NEW YORK, Feb. 12 (AP) — A mass of twisted metal lying under 75 feet of water apparently holds the key today to why an Eastern Air Lines plane dived into the Atlantic Monday night, killing all 84 aboard.

Salvage divers today are attempting to raise the wreckage that appears to be the remains of Flight 663. The debris was discovered yesterday near the point where the airliner was believed to have hit the sea. Since Monday 10 bodies have been found.

There was some indcation that the propeller-driven DC-7B might have had a “close miss” with an incoming jetliner seconds before the crash.

“We had a close miss here,” one pilot of the jetliner with 102 persons aboard said. His voice was captured on tape at Kennedy Airport’s control tower.

VITAL QUESTION

However the Federal Aviation agency warned against drawing conclusions from the tape.

“The vital question,” Regional Director Oscar Bakke said, “is whether the Eastern plane was already in trouble when the apparent near-miss occurred.”

The plane, with Capt. F. R. Carson in charge, apparently rolled over in the air before it plunged from 3,700 feet into the sea minutes after taking off from Kennedy Airport.

There was no indicatoin of impending dsaster in the last words of the Eastern pilot as he made a successful take-off from runway 31.

According to the taped radio transmissions, each plane had been notified of, and acknowledged, the others’ presence when they were about six miles apart.

ANOTHER TARGET?

“Traffic at 11 o’clock, six miles, southeastbound, just climbing out of three (thousand feet),” the Kennedy control tower radioed to the pilot of Pan American’s jet flight 212, just coming in from Puerto Rico. The traffic was the Eastern plane.

“We have the traffic,” the jetliner replied 12 seconds later.

Moments afterward, Flight 663 was told, “Traffic, 2 o’clock, five miles, northeast-bound, below you.”

“Okay,” Eastern replied. “We have the traffic. Turning one seven zero, six six three . . . good night.”

“Good night, sir,” replied Kennedy.

Exactly 60 seconds later, the Pan Am pilot radioed in reponse to landng instructions:

“Uh . . . OK. We had a close miss here. Uh . . . we’re turning now to . . . Uh . . . three six zero and . . . Uh . . . did you have another target (on the radar scope) in this area at the same spot where we were just a minute ago?”

GONE FROM SCOPE

Kennedy tower replied:

“Uh . . . affirmative, however, not on my scope at present time.”

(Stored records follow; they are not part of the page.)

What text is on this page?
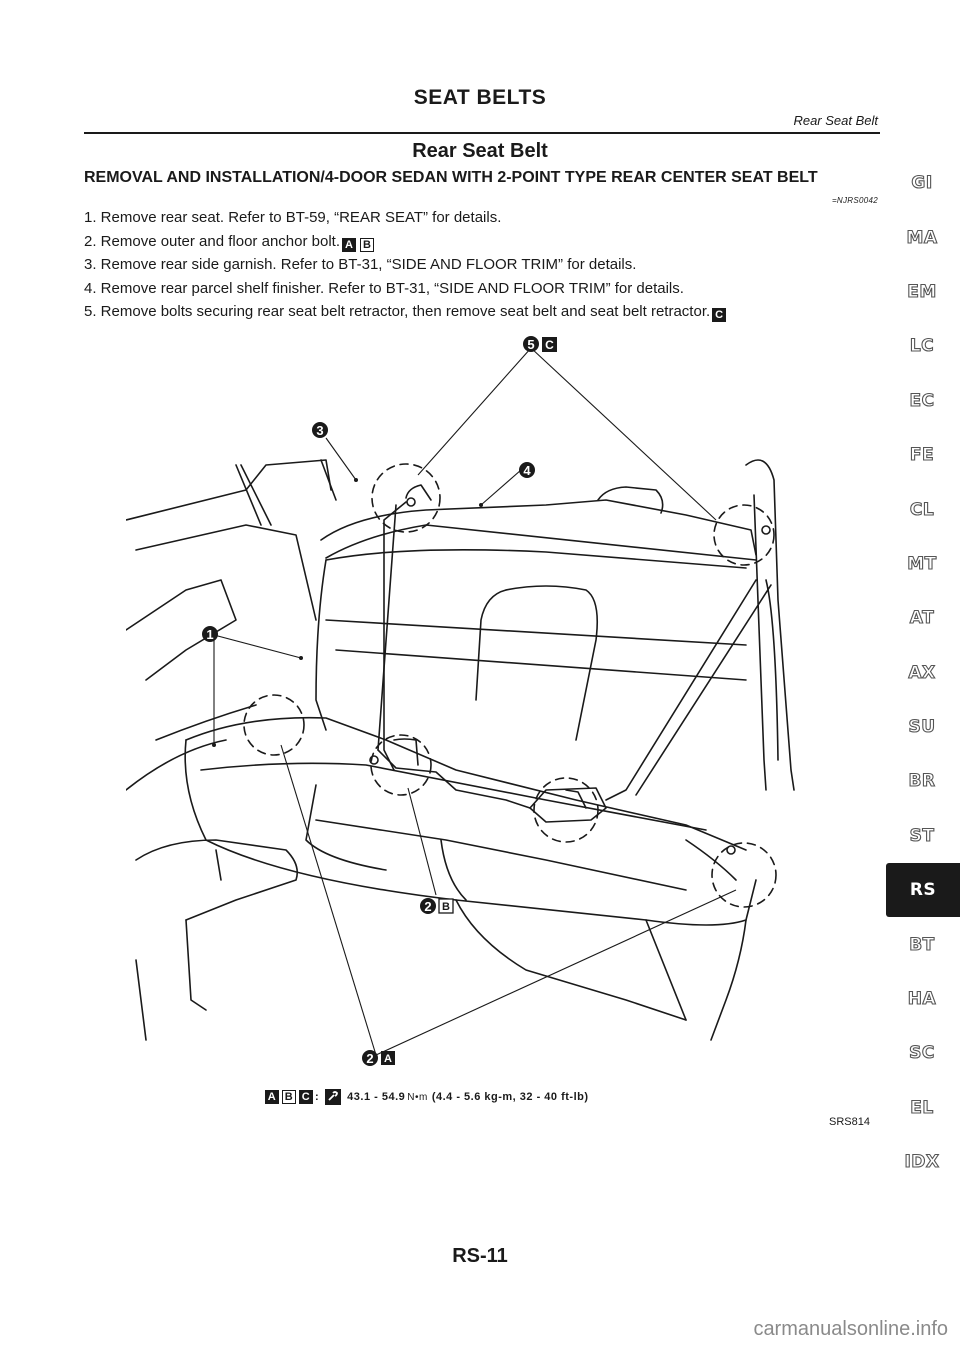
SEAT BELTS
Rear Seat Belt
Rear Seat Belt
REMOVAL AND INSTALLATION/4-DOOR SEDAN WITH 2-POINT TYPE REAR CENTER SEAT BELT
=NJRS0042
1. Remove rear seat. Refer to BT-59, “REAR SEAT” for details.
2. Remove outer and floor anchor bolt. A B
3. Remove rear side garnish. Refer to BT-31, “SIDE AND FLOOR TRIM” for details.
4. Remove rear parcel shelf finisher. Refer to BT-31, “SIDE AND FLOOR TRIM” for details.
5. Remove bolts securing rear seat belt retractor, then remove seat belt and seat belt retractor. C
5 C
3
4
1
2 B
2 A
A B C :	43.1 - 54.9 N•m (4.4 - 5.6 kg-m, 32 - 40 ft-lb)
SRS814
RS-11
GI
MA
EM
LC
EC
FE
CL
MT
AT
AX
SU
BR
ST
RS
BT
HA
SC
EL
IDX
carmanualsonline.info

Pan Am 212: “Is he still on the scope?”

Kennedy: “No sir.”

Pan Am 212: “It looks like he’s in the bay then because we saw him. He looked like he winged over to miss us and we tried to avoid him and . . . uh . . . we saw a bright flash about one minute later.”

That same ball of fire was also seen by the pilots of at least two other planes, and by persons near the south shore of Long Island.

Mr. Baake said there wpparently was no actual danger of a collision. Before the DC-7B went into its turn, he said, there were indications that the two aircraft were three to four miles apart, and separated vertically by the required 1,000 feet.